Smith wasn’t, and still isn’t, registering on recruiting sites like 247Sports.com enough to even receive a player ranking. But Grier, and CU head coach Tad Boyle, had seen more than enough to make Smith part of the Buffs’ 2022 recruiting class.
Smith, the unheralded guard out of southern California, and four-star big man Joe Hurlburt out of North Dakota made their commitments official with CU this past week by signing national letters of intent.
“I first started talking to coach Grier and he came to a few of my games in the summer. I kind of got interested from there,” Smith said. “It’s a Pac-12 program, and a chance to play against high-level guys every night. It’s an attractive place to go. It’s a beautiful campus. Coach Boyle is a good coach who believes in me.
“I loved the trip (to Boulder). When I first got there, the view was amazing. It was nothing I’d ever seen before. And I connected with the guys really well.

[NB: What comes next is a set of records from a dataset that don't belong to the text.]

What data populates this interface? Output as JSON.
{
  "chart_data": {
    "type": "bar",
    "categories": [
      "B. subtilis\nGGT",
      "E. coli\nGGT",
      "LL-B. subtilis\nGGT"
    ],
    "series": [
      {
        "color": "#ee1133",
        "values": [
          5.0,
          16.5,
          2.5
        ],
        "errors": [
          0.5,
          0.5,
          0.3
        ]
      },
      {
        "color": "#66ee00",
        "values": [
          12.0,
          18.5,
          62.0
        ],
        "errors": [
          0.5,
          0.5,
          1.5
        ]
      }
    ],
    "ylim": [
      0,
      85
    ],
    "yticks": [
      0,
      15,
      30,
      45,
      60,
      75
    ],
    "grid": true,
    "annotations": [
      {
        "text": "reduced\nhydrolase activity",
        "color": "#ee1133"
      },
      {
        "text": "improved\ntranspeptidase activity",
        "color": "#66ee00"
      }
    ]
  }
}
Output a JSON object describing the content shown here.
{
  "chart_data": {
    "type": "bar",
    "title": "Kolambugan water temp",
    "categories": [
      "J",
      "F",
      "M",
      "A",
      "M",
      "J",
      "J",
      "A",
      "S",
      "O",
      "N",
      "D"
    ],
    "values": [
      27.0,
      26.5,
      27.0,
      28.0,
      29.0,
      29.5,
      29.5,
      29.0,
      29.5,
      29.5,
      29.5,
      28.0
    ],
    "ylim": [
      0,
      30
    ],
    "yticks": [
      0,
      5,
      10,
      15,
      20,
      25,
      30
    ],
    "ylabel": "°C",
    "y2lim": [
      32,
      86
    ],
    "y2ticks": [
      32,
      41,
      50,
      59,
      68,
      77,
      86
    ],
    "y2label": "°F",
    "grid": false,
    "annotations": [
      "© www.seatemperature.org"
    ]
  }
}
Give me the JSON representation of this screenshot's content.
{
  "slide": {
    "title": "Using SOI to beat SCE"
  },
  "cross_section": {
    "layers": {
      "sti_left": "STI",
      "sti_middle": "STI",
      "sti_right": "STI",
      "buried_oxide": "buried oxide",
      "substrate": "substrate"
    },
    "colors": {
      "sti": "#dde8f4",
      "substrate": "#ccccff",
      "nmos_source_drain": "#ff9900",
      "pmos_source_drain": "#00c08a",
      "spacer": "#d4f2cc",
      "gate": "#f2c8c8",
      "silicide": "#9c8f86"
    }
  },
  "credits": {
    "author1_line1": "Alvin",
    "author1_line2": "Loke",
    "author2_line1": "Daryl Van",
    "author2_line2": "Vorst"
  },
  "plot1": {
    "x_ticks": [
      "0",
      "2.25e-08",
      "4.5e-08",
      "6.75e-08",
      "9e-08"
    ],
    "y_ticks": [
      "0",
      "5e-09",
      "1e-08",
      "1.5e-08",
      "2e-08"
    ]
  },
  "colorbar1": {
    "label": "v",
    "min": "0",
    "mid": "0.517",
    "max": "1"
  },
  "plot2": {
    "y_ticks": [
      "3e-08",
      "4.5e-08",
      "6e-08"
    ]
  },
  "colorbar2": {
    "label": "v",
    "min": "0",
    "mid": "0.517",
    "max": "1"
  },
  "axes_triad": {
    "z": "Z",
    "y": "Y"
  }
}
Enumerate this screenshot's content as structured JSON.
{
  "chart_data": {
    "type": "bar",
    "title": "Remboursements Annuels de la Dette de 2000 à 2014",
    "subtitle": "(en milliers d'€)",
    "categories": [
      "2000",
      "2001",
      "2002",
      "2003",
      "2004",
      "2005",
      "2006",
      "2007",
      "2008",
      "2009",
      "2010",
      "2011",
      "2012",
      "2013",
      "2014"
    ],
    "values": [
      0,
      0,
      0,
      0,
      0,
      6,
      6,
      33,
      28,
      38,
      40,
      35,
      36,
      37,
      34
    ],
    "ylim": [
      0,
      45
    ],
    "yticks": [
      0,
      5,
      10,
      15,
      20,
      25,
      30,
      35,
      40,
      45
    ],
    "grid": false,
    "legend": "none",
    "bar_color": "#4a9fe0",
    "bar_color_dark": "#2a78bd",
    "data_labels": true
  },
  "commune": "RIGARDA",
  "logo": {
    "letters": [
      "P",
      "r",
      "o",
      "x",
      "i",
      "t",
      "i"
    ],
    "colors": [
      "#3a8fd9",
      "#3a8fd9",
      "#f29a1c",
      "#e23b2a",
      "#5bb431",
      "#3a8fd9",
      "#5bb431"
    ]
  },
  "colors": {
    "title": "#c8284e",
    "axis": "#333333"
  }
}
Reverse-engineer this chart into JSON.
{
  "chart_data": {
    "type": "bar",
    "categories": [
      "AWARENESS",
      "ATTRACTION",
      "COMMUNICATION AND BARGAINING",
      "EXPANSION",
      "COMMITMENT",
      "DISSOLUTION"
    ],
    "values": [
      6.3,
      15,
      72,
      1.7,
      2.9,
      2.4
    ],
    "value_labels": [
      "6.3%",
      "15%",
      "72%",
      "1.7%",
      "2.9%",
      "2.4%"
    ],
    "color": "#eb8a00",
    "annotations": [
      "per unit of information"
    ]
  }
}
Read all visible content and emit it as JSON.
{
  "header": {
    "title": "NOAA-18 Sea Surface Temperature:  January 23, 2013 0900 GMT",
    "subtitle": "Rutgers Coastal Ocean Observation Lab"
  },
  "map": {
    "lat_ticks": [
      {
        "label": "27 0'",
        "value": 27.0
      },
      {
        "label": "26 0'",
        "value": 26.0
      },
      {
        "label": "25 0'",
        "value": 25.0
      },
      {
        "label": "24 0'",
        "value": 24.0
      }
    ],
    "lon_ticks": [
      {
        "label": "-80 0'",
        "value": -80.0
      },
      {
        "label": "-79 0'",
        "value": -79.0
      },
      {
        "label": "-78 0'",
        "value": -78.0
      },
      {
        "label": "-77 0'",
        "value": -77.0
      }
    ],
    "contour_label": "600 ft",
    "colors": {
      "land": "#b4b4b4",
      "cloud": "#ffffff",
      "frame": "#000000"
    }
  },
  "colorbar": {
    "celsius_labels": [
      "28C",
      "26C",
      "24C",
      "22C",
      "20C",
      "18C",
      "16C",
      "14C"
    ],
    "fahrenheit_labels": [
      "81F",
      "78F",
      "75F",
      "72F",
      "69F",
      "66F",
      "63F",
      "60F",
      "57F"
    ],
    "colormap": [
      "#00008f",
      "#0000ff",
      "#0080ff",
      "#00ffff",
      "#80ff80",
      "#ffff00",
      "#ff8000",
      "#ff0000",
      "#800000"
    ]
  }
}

We went to the football game, hung out, and I just knew it was the right place to be.”
As a somewhat overlooked 6-foot-4 guard, the Buffs’ track record of developing talent under Boyle caught Smith’s attention. George King was in that boat, and he ultimately was a second-round pick in the 2018 NBA draft. Same with current starting guard Elijah Parquet, who landed on the Pac-12 All-Defense team last year and is an early candidate this season for the league’s Defensive Player of the Year award.
“It’s definitely a process,” Smith said. “Guys like McKinley Wright, in four years he had to trust the process with coach Boyle. They developed him to be a great player, and now he’s in the league. And I know they can do the same thing for me and I believe I can make it to the next level.”
Like most coaches, Boyle doesn’t get enamored with rankings while working the recruiting trail. And certainly not every gamble on eventual player development works as well as it did with King and Parquet. But in Smith, Boyle and his staff see the sort of versatile, all-around traits in a combo guard that generally have thrived in CU’s system.
“RJ was a name on our list. I got out to see him in June and July, and every time I saw him I liked him more and more,” Boyle said. “He’s not a guy who’s going to jump off the page at you with his quickness. He’s got good size but not exceptional size. He’s just good at everything. He’s a good rebounding guard. He can defend. He can shoot it. He can handle it. He’s one of those guys where you felt like his upside is there. You know he’s going to get better, because he’s got a good work ethic and he loves the game.”